The best part about the Marvel movies, specifically the ones that have come out of the Marvel Studio camp, has been the ability to create a generation-spanning sense of whimsy, which has a lot to do with the humor persistent throughout the films. It's amazing that within the confines of anything from frantic battle scenes to tense introspective character-driven conversations, the characters never lose their humor. And it never feels forced or out of place, which goes a long way to keeping them relatable and grounded. A great example is a scene shown in the previews where Captain America challenges Tony Stark about what he is without the armor. His response is classic Downey, Jr. and by extension classic Stark, and of course it gets an audience-wide laugh: "A genius. Billionaire. Playboy. Philanthropist. " But when you see it in context of the rest of the conversation you can really understand it as more than just a cut away soundbite.
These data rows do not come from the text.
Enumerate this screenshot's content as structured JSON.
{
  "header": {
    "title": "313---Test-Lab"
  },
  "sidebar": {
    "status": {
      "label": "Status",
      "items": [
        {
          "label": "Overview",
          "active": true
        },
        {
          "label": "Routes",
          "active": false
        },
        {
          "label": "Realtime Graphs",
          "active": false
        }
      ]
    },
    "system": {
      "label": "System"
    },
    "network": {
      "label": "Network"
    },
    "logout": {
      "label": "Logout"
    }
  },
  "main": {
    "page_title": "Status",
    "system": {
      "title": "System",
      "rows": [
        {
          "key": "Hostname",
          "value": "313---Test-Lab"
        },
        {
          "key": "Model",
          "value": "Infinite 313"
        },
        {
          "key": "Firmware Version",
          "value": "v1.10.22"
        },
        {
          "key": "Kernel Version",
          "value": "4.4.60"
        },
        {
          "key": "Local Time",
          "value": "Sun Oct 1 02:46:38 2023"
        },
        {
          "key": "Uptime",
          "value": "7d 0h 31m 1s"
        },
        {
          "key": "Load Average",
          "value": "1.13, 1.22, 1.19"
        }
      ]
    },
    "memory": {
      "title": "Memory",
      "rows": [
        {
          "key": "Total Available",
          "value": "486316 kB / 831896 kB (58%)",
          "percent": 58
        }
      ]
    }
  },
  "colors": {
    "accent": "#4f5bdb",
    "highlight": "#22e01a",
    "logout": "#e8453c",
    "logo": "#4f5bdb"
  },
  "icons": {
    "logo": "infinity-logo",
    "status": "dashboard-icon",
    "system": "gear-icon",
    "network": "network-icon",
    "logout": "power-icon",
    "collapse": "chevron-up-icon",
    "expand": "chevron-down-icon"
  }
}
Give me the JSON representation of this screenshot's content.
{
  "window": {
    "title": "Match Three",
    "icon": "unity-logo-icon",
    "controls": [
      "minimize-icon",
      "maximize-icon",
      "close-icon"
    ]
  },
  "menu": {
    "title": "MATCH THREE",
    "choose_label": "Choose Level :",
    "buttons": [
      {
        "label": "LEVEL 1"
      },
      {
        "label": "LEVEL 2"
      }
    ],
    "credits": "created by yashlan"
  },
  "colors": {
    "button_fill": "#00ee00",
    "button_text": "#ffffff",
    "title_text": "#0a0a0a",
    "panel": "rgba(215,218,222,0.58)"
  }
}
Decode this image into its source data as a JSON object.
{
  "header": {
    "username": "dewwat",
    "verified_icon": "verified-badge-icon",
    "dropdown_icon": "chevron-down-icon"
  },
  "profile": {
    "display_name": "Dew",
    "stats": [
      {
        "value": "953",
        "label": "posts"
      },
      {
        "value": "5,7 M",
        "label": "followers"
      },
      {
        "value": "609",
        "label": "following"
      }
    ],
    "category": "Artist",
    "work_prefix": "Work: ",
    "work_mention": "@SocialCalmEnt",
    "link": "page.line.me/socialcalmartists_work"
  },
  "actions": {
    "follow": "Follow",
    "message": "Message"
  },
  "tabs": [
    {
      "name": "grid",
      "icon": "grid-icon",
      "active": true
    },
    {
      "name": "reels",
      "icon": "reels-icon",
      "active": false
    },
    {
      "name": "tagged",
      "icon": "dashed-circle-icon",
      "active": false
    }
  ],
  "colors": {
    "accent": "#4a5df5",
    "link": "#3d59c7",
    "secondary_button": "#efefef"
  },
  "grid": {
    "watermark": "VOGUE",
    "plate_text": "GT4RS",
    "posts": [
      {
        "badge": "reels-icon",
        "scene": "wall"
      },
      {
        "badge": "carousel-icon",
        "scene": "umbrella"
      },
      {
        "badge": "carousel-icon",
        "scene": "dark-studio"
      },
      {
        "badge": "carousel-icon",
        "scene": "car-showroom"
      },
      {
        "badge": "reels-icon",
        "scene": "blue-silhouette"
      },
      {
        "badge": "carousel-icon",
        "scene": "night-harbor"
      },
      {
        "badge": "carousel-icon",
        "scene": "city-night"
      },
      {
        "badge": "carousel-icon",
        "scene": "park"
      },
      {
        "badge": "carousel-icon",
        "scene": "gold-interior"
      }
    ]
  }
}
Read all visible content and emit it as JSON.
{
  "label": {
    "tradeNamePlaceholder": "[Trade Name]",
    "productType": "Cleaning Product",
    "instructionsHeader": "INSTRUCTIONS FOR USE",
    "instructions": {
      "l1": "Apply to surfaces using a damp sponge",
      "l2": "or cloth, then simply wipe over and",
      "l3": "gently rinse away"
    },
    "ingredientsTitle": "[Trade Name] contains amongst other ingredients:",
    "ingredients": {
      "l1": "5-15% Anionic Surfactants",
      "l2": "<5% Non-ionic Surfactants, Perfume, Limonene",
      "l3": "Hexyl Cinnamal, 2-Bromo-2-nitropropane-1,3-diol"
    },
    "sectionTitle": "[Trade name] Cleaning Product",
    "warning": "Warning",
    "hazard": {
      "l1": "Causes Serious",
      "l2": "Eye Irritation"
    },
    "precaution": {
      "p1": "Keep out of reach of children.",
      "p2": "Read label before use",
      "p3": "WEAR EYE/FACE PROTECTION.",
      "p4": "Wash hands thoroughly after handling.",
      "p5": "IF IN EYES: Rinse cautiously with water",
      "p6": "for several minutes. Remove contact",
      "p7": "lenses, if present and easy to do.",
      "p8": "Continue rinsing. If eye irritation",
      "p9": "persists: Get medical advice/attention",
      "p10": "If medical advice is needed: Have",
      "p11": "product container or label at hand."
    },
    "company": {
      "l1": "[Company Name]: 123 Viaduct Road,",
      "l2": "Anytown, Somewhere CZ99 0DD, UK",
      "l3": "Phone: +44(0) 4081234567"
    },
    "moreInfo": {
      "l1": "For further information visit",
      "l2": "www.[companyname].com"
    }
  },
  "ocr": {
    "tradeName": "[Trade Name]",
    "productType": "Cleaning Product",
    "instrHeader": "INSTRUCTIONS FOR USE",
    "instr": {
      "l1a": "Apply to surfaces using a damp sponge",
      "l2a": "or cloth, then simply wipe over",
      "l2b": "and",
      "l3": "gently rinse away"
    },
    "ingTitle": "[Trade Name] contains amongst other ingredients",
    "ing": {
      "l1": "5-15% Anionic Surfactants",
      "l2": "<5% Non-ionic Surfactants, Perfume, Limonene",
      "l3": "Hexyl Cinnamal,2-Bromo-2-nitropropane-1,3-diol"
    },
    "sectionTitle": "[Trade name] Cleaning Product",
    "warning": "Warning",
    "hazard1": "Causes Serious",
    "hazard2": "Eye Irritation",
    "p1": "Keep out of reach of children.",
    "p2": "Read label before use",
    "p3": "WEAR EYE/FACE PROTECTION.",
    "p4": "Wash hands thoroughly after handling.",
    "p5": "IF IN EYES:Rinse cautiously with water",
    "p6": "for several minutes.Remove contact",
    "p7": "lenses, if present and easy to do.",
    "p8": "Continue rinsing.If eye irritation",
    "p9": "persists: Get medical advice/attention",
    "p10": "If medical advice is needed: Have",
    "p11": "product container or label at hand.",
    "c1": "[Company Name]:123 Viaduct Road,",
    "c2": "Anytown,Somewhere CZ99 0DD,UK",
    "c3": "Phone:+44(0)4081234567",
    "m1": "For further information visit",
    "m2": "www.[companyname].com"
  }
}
And folks, don't for a second think that this is the last you'll be seeing of The Avengers. Of course there's after-movie goodies, one before the credits role hinting at the next movie's villain and another afterwards just for giggles. But there's subtext and subterfuge throughout the plot that really get you wondering what's next. Is S.H.I.E.L.D. really a sustainable part of the Avengers squad, or are they the puppet masters? Can Nick Fury be trusted as an agent of righteousness or is he merely a zealot of progress? Trust me when I say that there's more to this movie than Hulk Smash.
Congratulations are in order for Joss Whedon, whose status as Nerd Jesus can no longer be called into question. The fact that he wrote both the story and screenplay and directed this groundbreaking cinematic experiment to such a superb level of awesomeness is beyond amazing. He had the weight of the collective comic enthusiast hive mind on his shoulders and he delivered. There was a lot of bank riding on the success of this movie, and while I know "true" success comes down to the dollars, The Avengers is a shining example of just a totally fun movie. The action sequences are mindblowing and chock full of those "Holy shit dude, did you just see that?" moments. And trust me when I say that the Hulk was used to his fullest rage-filled potential.
The Avengers was everything I wanted it to be and more. I could geek out and nitpick, sure, because that's what all passionate comic fans do. But the sheer brilliance of this movie so far outweighs the few slow, uneventful seconds sprinkled throughout that I truly hope you're reading this review while waiting in line for tickets.